Gerhard-Domagk-Institute of Pathology, Münster University Hospital, Münster, Germany.
Division of Translational Medical Oncology, German Cancer Research Center (DKFZ), Heidelberg, Germany.
Clin Cancer Res. 2024 Nov 1;30(21):4974-4986. doi: 10.1158/1078-0432.CCR-24-1152.
The pathognomonic FUS::DDIT3 fusion protein drives myxoid liposarcoma (MLS) tumorigenesis via aberrant transcriptional activation of oncogenic signaling. As FUS::DDIT3 has so far not been pharmacologically tractable to selectively target MLS cells, this study investigated the functional role of the cell cycle regulator WEE1 as novel FUS::DDIT3-dependent therapeutic vulnerability in MLS.
Immunohistochemical evaluation of the cell cycle regulator WEE1 was performed in a large cohort of MLS specimens. FUS::DDIT3 dependency and biological function of the G1/S cell cycle checkpoint were analyzed in a mesenchymal stem cell model and liposarcoma cell lines in vitro. WEE1 activity was modulated by RNAi-mediated knockdown and the small molecule inhibitor MK-1775 (adavosertib). An established MLS cell line-based chicken chorioallantoic membrane model was employed for in vivo confirmation.
We demonstrate that enhanced WEE1 pathway activity represents a hallmark of FUS::DDIT3-expressing cell lines as well as MLS tissue specimens and that WEE1 is required for MLS cellular survival in vitro and in vivo. Pharmacologic inhibition of WEE1 activity results in DNA damage accumulation and cell cycle progression forcing cells to undergo apoptotic cell death. In addition, our results uncover FUS::DDIT3-dependent WEE1 expression as an oncogenic survival mechanism to tolerate high proliferation and resulting replication stress in MLS. Fusion protein-driven G1/S cell cycle checkpoint deregulation via overactive Cyclin E/CDK2 complexes thereby contributes to enhanced WEE1 inhibitor sensitivity in MLS.

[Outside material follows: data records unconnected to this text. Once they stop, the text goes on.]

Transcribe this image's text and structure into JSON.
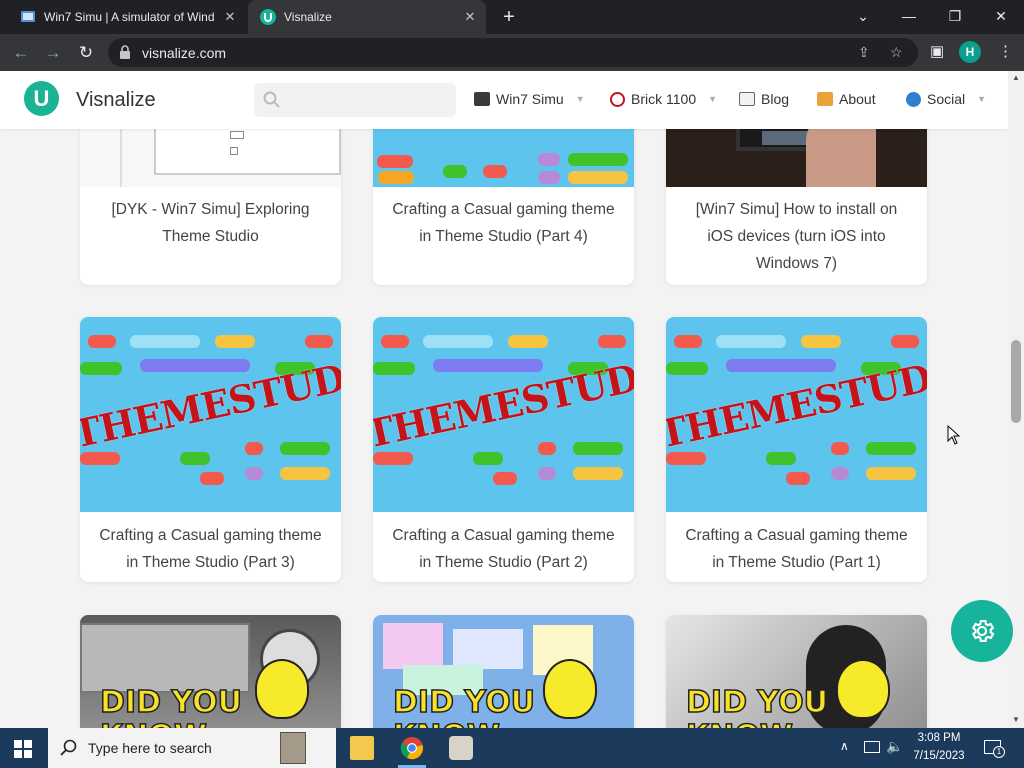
{
  "browser": {
    "tabs": [
      {
        "title": "Win7 Simu | A simulator of Wind",
        "close": "✕"
      },
      {
        "title": "Visnalize",
        "close": "✕"
      }
    ],
    "new_tab": "+",
    "window_controls": {
      "dropdown": "⌄",
      "minimize": "—",
      "restore": "❐",
      "close": "✕"
    },
    "url": "visnalize.com",
    "profile_initial": "H"
  },
  "site": {
    "name": "Visnalize",
    "logo_letter": "U",
    "search": {
      "placeholder": ""
    },
    "nav": [
      {
        "label": "Win7 Simu",
        "has_dropdown": true
      },
      {
        "label": "Brick 1100",
        "has_dropdown": true
      },
      {
        "label": "Blog",
        "has_dropdown": false
      },
      {
        "label": "About",
        "has_dropdown": false
      },
      {
        "label": "Social",
        "has_dropdown": true
      }
    ],
    "caret": "▼"
  },
  "cards_row1": [
    {
      "title": "[DYK - Win7 Simu] Exploring Theme Studio"
    },
    {
      "title": "Crafting a Casual gaming theme in Theme Studio (Part 4)"
    },
    {
      "title": "[Win7 Simu] How to install on iOS devices (turn iOS into Windows 7)"
    }
  ],
  "cards_row2": [
    {
      "title": "Crafting a Casual gaming theme in Theme Studio (Part 3)",
      "stamp": "THEMESTUDIO"
    },
    {
      "title": "Crafting a Casual gaming theme in Theme Studio (Part 2)",
      "stamp": "THEMESTUDIO"
    },
    {
      "title": "Crafting a Casual gaming theme in Theme Studio (Part 1)",
      "stamp": "THEMESTUDIO"
    }
  ],
  "cards_row3": [
    {
      "thumb_text_1": "DID YOU",
      "thumb_text_2": "KNOW"
    },
    {
      "thumb_text_1": "DID YOU",
      "thumb_text_2": "KNOW"
    },
    {
      "thumb_text_1": "DID YOU",
      "thumb_text_2": "KNOW"
    }
  ],
  "taskbar": {
    "search_placeholder": "Type here to search",
    "time": "3:08 PM",
    "date": "7/15/2023",
    "notification_count": "1"
  },
  "colors": {
    "accent": "#16b49a",
    "taskbar": "#1b3a5c",
    "stamp_red": "#c4141a"
  }
}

Our preclinical study identifies WEE1-mediated replication stress tolerance as molecular vulnerability in FUS::DDIT3-driven MLS tumorigenesis that could represent a novel target for therapeutic intervention.
特征性 FUS::DDIT3 融合蛋白通过异常转录激活致癌信号驱动黏液样脂肪肉瘤(MLS)的肿瘤发生。由于 FUS::DDIT3 迄今为止尚未在药理学上具有可操作性以选择性靶向 MLS 细胞,因此本研究探讨了细胞周期调节剂 WEE1 作为新型 FUS::DDIT3 依赖性治疗脆弱性在 MLS 中的功能作用。
对大量 MLS 标本中的细胞周期调节剂 WEE1 进行免疫组织化学评估。在间充质干细胞模型和脂肪肉瘤细胞系中体外分析 FUS::DDIT3 依赖性和 G1/S 细胞周期检查点的生物学功能。通过 RNAi 介导的敲低和小分子抑制剂 MK-1775(adavosertib)调节 WEE1 活性。采用已建立的 MLS 细胞系为基础的鸡胚绒毛尿囊膜模型进行体内验证。
我们证明增强的 WEE1 途径活性是表达 FUS::DDIT3 的细胞系以及 MLS 组织标本的标志,并且 WEE1 是 MLS 细胞在体外和体内存活所必需的。WEE1 活性的药理抑制导致 DNA 损伤积累和细胞周期进展,迫使细胞经历凋亡性细胞死亡。此外,我们的结果揭示了 FUS::DDIT3 依赖性 WEE1 表达作为一种致癌生存机制,以耐受 MLS 中的高增殖和由此产生的复制应激。融合蛋白驱动的 G1/S 细胞周期检查点失调通过过度活跃的 Cyclin E/CDK2 复合物导致在 MLS 中增强对 WEE1 抑制剂的敏感性。
我们的临床前研究确定了 WEE1 介导的复制应激耐受作为 FUS::DDIT3 驱动的 MLS 肿瘤发生中的分子脆弱性,这可能代表治疗干预的新靶标。